Her daughter Maxine Fulcher, from North Lopham, paid tribute to her loving and kindhearted mum.
As a teen she lived in Fen Street, Old Buckenham, with her aunt before moving to Greyhound Lane, in Banham, following her parents' separation.
Her next-door neighbour was her future husband Neville Copeman, whom she married at Banham Church in 1959, and together they set up their family home in New Buckenham.
Mrs Fulcher said: "They lived next door to each other. That's how my mum and dad got to know each other and began courting.
"My mum liked biking to Wymondham Picture House, she loved the movies.
"It's like how we do, we like pop stars and film stars, she loved what they wore and the perfumes and the make-up.
"She was a Max Factor lady because Elizabeth Taylor used to wear it in those day. She used to like to look nice."
The couple's pet names for each other were mummy and daddy, and Mrs Copeman looked after the cottage while Mr Copeman worked on the farm next to the house until they retired in their 60s.
Mrs Fulcher, 59, said: "She was a lovely mum. She would always sing all the songs from the movies. She always liked singing things like Doris Day and pushing me in the swings.
"If she didn't know you she would be very nervous, she would want to do things for you, such as make you a cup of tea and make sure you were comfortable. She was very kindhearted and willing to please."
Mrs Fulcher said her mum had suffered with mental ill health throughout her life, first starting when Mrs Fulcher was three years old.
Mrs Copeman had been seen fortnightly by a community nurse and admitted to Julian Hospital at different stages of her life, but never sent out of the county.
Her daughter said: "The only time she's been out of Norfolk was on that horrible journey to Taunton. That’s the furthest she has ever been.
“We will never understand why she went so far and what happened to her on that day. It’s so vague.
“It’s bad enough what’s happened to her. It should never happen to anyone else."
Once a year the family would go to a caravan in Great Yarmouth, with fond memories of Mrs Copeman rustling up a Sunday roast in the caravan's kitchen.
The mum-of-two said: "We've gone on holiday and she's got to make a roast. It seems to be a Sunday tradition."
It was a tradition the family enjoyed every Sunday, with family members then sitting and watching the Grand Prix afterwards.
Mrs Fulcher said: "She was our special lady we saw every Sunday. I still cannot get used to not going there. I wake up every Sunday and am thinking this is when I would go and see mum."
She said it had been upsetting for her husband Nick, who has campaigned in her mum's name following her death, their two children, Kieran, 25, and Melissa, 28, and left her father Neville "heartbroken".
Mrs Fulcher added: "He's broken. I take him up every Sunday to my mum's grave and he will sit there and touch it and say 'poor mum, she shouldn't be in there'.
"He's alone now. The love of his life and she's gone. He's been with her in really bad times and he's been a marvellous husband, father, and grandad."
Norfolk's senior coroner Jacqueline Lake prepared a report to prevent future deaths to Premier Rescue Ambulance Service (PRAS), which transported Mrs Copeman. The Care Quality Commission suspended the service at the start of the month.
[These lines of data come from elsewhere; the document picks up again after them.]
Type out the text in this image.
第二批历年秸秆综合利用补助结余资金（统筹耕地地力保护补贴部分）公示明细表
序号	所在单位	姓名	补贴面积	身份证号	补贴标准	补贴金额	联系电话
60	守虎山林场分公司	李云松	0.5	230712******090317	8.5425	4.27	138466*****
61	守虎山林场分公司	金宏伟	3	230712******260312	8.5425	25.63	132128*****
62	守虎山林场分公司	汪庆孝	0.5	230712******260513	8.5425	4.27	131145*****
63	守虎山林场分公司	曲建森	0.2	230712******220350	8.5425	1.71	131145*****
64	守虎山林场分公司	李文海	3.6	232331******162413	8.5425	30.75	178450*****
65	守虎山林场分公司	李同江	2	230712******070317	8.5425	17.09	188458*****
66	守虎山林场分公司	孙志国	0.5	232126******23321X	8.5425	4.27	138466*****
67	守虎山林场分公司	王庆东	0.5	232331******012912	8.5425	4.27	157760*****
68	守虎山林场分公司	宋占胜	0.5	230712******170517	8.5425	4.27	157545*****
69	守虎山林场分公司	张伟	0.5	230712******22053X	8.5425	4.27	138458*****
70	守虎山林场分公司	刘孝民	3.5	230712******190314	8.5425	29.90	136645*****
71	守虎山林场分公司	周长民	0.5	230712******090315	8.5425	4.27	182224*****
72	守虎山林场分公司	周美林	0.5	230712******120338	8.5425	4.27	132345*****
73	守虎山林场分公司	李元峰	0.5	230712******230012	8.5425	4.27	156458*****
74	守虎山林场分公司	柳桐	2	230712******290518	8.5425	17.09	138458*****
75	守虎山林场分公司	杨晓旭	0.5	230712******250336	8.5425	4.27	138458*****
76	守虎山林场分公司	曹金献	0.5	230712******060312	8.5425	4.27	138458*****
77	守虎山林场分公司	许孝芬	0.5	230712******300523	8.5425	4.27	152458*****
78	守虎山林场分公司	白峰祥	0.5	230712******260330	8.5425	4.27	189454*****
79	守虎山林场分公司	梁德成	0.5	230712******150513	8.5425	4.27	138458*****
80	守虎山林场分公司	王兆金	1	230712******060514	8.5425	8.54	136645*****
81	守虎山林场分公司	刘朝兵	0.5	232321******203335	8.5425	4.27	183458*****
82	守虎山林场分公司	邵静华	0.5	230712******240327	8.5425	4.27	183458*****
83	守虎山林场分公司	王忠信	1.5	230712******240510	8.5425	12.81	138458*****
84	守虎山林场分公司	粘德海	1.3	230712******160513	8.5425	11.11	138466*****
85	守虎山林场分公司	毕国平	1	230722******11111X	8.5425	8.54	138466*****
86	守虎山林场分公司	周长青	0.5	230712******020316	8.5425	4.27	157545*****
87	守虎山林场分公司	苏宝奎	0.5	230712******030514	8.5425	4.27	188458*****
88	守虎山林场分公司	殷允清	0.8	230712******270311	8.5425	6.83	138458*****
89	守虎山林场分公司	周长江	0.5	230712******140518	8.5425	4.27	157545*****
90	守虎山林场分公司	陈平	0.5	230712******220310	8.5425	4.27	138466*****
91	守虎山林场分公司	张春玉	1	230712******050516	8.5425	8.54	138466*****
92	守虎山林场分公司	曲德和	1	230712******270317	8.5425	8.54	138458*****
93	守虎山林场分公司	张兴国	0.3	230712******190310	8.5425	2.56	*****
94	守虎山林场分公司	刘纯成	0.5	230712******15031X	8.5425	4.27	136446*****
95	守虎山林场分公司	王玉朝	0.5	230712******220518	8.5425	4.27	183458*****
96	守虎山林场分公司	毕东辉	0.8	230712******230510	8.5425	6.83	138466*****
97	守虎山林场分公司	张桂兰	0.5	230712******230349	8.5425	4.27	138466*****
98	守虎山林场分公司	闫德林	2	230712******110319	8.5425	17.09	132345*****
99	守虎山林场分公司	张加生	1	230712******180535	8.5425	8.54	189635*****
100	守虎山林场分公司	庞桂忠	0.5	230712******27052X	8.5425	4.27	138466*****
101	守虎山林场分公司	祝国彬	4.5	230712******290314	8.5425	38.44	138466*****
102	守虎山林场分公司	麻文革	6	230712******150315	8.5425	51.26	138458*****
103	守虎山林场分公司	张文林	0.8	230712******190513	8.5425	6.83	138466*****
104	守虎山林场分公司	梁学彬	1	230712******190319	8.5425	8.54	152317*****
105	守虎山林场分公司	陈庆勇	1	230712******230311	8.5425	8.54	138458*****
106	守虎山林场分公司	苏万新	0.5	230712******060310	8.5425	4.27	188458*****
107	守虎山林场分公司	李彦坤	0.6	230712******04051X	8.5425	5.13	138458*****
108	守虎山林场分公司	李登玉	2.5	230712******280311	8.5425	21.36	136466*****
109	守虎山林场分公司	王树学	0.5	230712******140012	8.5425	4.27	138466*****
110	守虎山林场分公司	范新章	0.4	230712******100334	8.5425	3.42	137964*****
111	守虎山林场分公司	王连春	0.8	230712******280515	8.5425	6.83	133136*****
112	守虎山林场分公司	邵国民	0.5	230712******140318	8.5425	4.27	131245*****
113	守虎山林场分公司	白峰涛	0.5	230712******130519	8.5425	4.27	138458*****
In the response to the decision, Mrs Fulcher said: "I was really shocked when I read about the ambulance service and their two people, not realising she passed away possibly between them.
"The other thing I can't get over is they were so complacent and thinking she was snoring - are you going to think someone is snoring all that while?
"That always worries me. I say that to Nick: did she call out to me and dad because she would have done."
Mrs Copeman's inquest will begin on Monday and expected to last five days.